Qu’est-ce qui peut pousser un homme à vouloir autant repousser ses limites? Il y a un petit côté fascinant à imaginer la douleur, le dévouement, l’épuisement et l’exaltation qui accompagnent le coureur sur une épreuve de 250 kilomètres ou, encore plus fou, de 500 kilomètres. Pour le docteur Bégin, tout cela revêt un petit côté ésotérique puisqu’il s’agit d’une communion avec soi-même. Un moment où l’athlète doit puiser dans tous ses moyens et voyager au fond de son âme pour aller y puiser de l’énergie.

« Il y a de grandes périodes de solitude. C’est enivrant, dans le monde agité d’aujourd’hui, d’être capable de faire ce genre de course pour se déconnecter du reste du monde. Il n’y a pas de téléphones ou de tablettes électroniques. Tu es seul pendant des heures et des heures en raison de l’étalement des compétiteurs. Tu en profites pour réfléchir et visiter le fond de qui tu es. On sort de ces courses grandi et transformé à tout jamais. C’est une grande source de motivation. Presque une drogue. C’est pour ça que je me suis inscrit à ces courses », affirme-t-il.

Jean-François BéginLe docteur Bégin a confiance en sa bonne forme physique. Il est conscient que sa préparation physique doit être optimale. Après une courte pause pour se reposer de sa traversée de l'Atacama, il a repris l'entraînement à raison de trois ou quatre longues sorties par semaine. Depuis novembre dernier, il a ainsi parcouru près de 2 000 kilomètres. Plusieurs de ces kilomètres furent en montagne et dans des pistes forestières, au mont Sainte-Anne et au mont Bélair, pour retrouver les conditions qu'il risquait de rencontrer lors de la course qu'il effectue présentement. Il a également parcouru de longues distances sur la grève du fleuve Saint-Laurent, à marée basse, pour simuler les surfaces qui seront présentes lors des cinq courses des deux prochaines années. Enfin, il a profité de vacances au Mexique et en Californie pour s'acclimater aux températures chaudes.

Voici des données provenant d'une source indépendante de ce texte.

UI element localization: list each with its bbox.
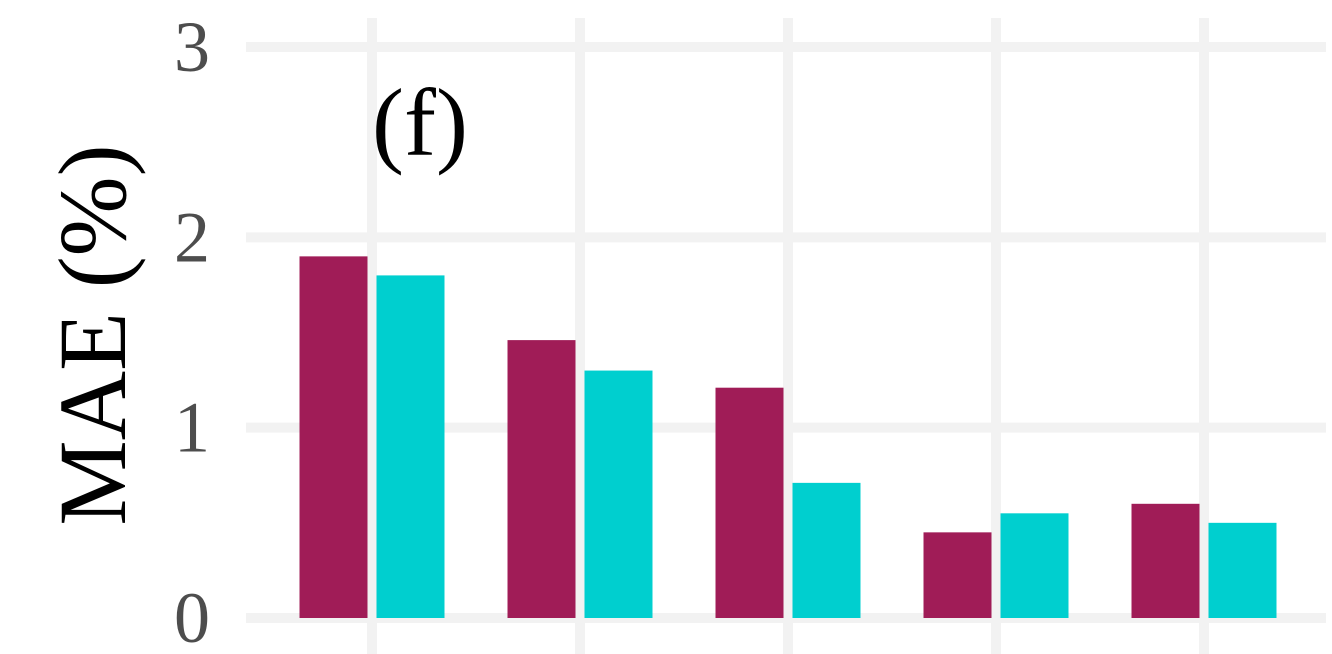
bar-series-2-cat-2 (585, 371, 653, 618)
y-tick-label: 1 (174, 388, 210, 468)
bar-series-1-cat-3 (716, 388, 784, 618)
y-tick-label: 2 (174, 197, 210, 277)
y-tick-label: 0 (174, 578, 210, 654)
bar-series-1-cat-4 (924, 532, 992, 618)
bar-series-1-cat-5 (1132, 504, 1200, 618)
y-axis-label: MAE (%) (39, 144, 146, 525)
bar-series-2-cat-3 (793, 483, 861, 618)
bar-series-2-cat-5 (1209, 523, 1277, 618)
bar-series-1-cat-1 (300, 256, 368, 618)
panel-label: (f) (372, 69, 468, 176)
bar-series-2-cat-4 (1001, 513, 1069, 618)
bar-series-2-cat-1 (377, 275, 445, 618)
y-tick-label: 3 (174, 7, 210, 87)
bar-series-1-cat-2 (508, 340, 576, 618)
y-tick-labels: 0 1 2 3 (174, 7, 210, 654)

Le coureur de longue distance n'est pas seul en Arizona. Sa conjointe l'accompagne pour cette première traversée. Elle en profitera pour agir comme bénévole. Un collègue anesthésiste ayant eu la piqûre pour ce genre de course sera également du voyage pour l'encourager. Pour les autres courses cependant, personne ne s’est encore manifesté. Il se croise les doigts. « On ne sait jamais. Ça peut changer puisque je suis au tout début de ce défi s’échelonnant sur deux années. Peut-être que quelqu’un se greffera à moi pour participer à une ou deux courses. Ce serait bien », conclut-il.

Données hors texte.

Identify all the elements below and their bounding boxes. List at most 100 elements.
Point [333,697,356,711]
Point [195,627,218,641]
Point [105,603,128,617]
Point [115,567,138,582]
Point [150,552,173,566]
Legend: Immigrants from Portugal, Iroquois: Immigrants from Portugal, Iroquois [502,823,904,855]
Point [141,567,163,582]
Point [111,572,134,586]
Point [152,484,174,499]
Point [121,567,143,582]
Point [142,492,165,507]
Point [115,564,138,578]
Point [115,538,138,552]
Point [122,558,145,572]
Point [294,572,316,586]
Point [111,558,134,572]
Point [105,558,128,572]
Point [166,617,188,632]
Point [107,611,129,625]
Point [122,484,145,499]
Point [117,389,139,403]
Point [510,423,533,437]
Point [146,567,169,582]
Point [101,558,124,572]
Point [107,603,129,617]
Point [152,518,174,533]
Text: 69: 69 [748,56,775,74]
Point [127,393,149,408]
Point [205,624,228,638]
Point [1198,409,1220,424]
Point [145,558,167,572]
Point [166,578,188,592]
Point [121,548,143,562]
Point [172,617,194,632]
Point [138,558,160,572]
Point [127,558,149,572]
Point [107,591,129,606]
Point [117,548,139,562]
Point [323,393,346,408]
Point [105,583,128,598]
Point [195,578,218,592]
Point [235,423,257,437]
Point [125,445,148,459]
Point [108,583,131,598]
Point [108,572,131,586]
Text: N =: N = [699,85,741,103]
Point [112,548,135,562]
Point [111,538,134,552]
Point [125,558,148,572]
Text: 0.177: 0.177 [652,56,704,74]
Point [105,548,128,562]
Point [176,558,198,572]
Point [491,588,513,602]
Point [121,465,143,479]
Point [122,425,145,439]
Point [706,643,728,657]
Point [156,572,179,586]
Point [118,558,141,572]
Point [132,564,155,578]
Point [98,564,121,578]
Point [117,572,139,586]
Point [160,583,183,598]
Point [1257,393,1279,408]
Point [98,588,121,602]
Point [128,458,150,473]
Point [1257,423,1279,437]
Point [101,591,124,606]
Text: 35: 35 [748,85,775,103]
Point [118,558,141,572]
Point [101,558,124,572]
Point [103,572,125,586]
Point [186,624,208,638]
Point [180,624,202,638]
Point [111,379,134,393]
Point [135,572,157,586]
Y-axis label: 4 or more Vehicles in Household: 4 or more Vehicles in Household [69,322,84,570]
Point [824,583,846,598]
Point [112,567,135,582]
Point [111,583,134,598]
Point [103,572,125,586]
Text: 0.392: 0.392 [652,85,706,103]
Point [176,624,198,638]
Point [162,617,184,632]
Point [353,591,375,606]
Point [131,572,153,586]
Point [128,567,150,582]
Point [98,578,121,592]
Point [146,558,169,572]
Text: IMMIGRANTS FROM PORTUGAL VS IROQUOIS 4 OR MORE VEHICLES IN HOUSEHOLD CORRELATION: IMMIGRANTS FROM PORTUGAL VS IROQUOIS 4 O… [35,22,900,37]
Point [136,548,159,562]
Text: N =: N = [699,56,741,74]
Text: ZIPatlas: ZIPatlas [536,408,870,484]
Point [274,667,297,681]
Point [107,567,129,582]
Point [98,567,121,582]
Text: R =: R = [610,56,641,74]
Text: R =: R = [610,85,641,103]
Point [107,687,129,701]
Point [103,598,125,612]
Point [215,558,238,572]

Jean-François Bégin sera peut-être seul à courir, mais plusieurs personnes le suivront et l'encourageront à distance. Il est porteur d'espoir. Il existe actuellement une page Opération Désert 5 sur Facebook où il publie quotidiennement un court texte relatant les événements de sa journée.

De savoir que des gens pensent à lui et accordent de l'importance à ce qu'il fait sera certainement une grande motivation. Mais encore mieux. De savoir que des gens seront généreux pour l'aider à atteindre son objectif sera une grande source de fierté. Il aura alors compris que chacun de ses pas en valait la peine.